I'd be playing a shitload more demos and betas if this works, as stated in the article... its not just about buying/renting games. Think of the possibilities! I can bet that you'd see a HUGE increase in demo/beta tryouts if the publishers offer this. Since I don't really have to patience to download 1.5GB demos anymore.

Hawkzombie
07-09-2009, 12:27 PM
I'd be playing a shitload more demos and betas if this works, as stated in the article... its not just about buying/renting games. Think of the possibilities! I can bet that you'd see a HUGE increase in demo/beta tryouts if the publishers offer this. Since I don't really have to patience to download 1.5GB demos anymore.

Ahhh, I never thought about that aspect. Ok, now this makes sense, and I'm on board for that at least.

But it's a main reason I won't subscribe to Gametap but love Steam...because once you stop paying Gametap, you can't play the games. But Steam...you can play them on any computer you install them on

Hotcod
07-09-2009, 12:42 PM
This is rather cool, it looks like it can be done with out needing much new tech and a whole load of other crap. I've been sceptical but hopeful about onlive as i think cloud computing is the next big step we have to take and anything that starts using that is useful. Onlive plans on exploding it wide open, which is far less likely to work than this which looks to try and just do enough to get it working

J Arcane
07-09-2009, 02:03 PM
Ahhh, I never thought about that aspect. Ok, now this makes sense, and I'm on board for that at least.

But it's a main reason I won't subscribe to Gametap but love Steam...because once you stop paying Gametap, you can't play the games. But Steam...you can play them on any computer you install them on
Assuming you that computer can run it, that is. This would run on almost every computer currently in production and most of them produced in the last at least 5 years.
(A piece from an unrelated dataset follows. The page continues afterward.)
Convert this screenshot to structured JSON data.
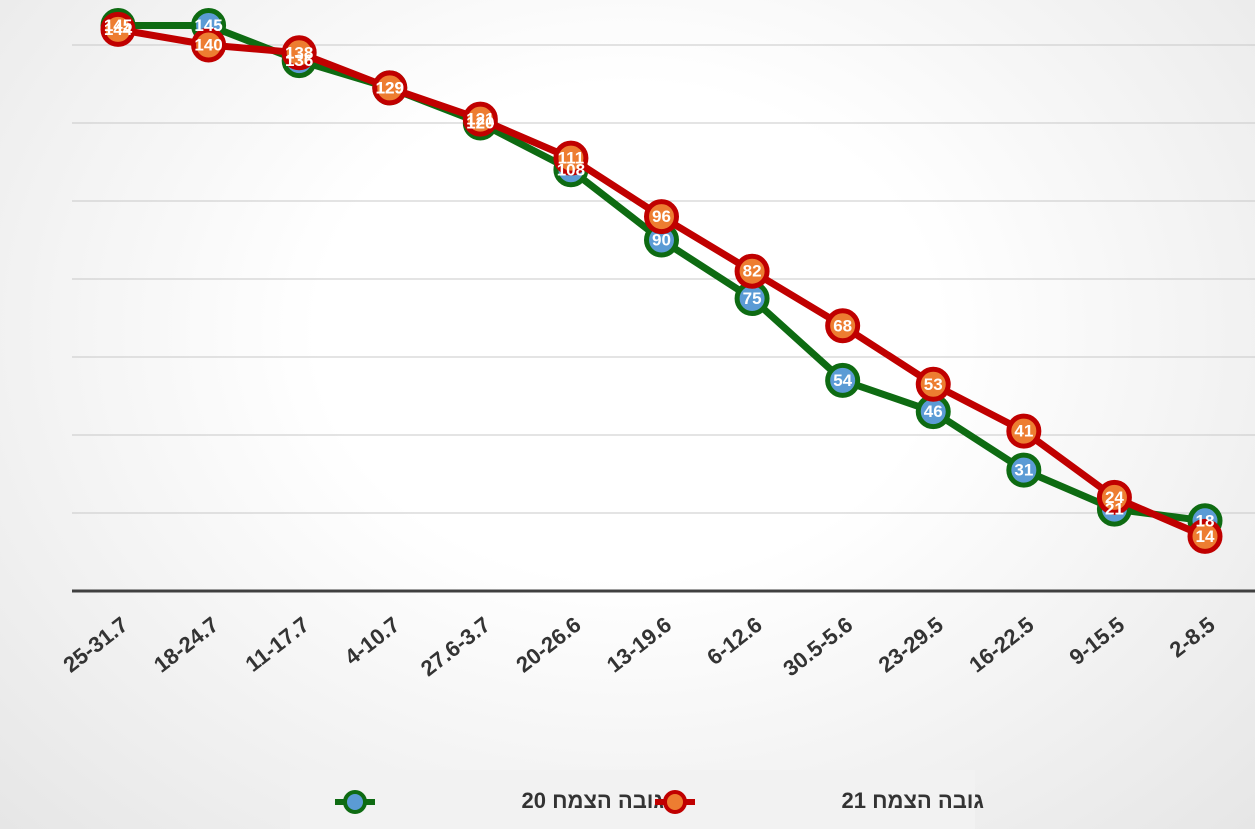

Also, Gaikai isn't a subscription service like OnLive. It's a package deal for developers, hosting plus streaming tech, who can offer the games any way they like. Free to play, subscription, user ownership, whatever. All are possible, it's up to the developer.

Hawkzombie
07-09-2009, 02:13 PM
Assuming you that computer can run it, that is. This would run on almost every computer currently in production and most of them produced in the last at least 5 years.

Also, Gaikai isn't a subscription service like OnLive. It's a package deal for developers, hosting plus streaming tech, who can offer the games any way they like. Free to play, subscription, user ownership, whatever. All are possible, it's up to the developer.

Now it's starting to make more sense. Ok, for some reason I figured this was a tech demo of what THEIR service was going to be like. But opening the doors to allow developers and publishers to do this is something that can be very positive in the future.

And for me, at least, when I buy a game I make sure I can run it on my system. It goes back to physically owning it in some fashion (either discs, or media on my HDD)...but streaming I can't play offline.

Karak
07-10-2009, 02:14 PM
I can honetly say. This is exciting. I just can not believe how cool it is and how well it works even in alpha like this. Good luck to him.

RandoM51
07-10-2009, 09:50 PM
It is interesting how computing repeats itself. We went from dumb terminals to distributed systems and we're on our way to dumb terminals again.

J Arcane
07-10-2009, 09:54 PM
It is interesting how computing repeats itself. We went from dumb terminals to distributed systems and we're on our way to dumb terminals again.
And pretty much for the same reasons: It's cheaper.

RandoM51
07-10-2009, 10:45 PM
And pretty much for the same reasons: It's cheaper.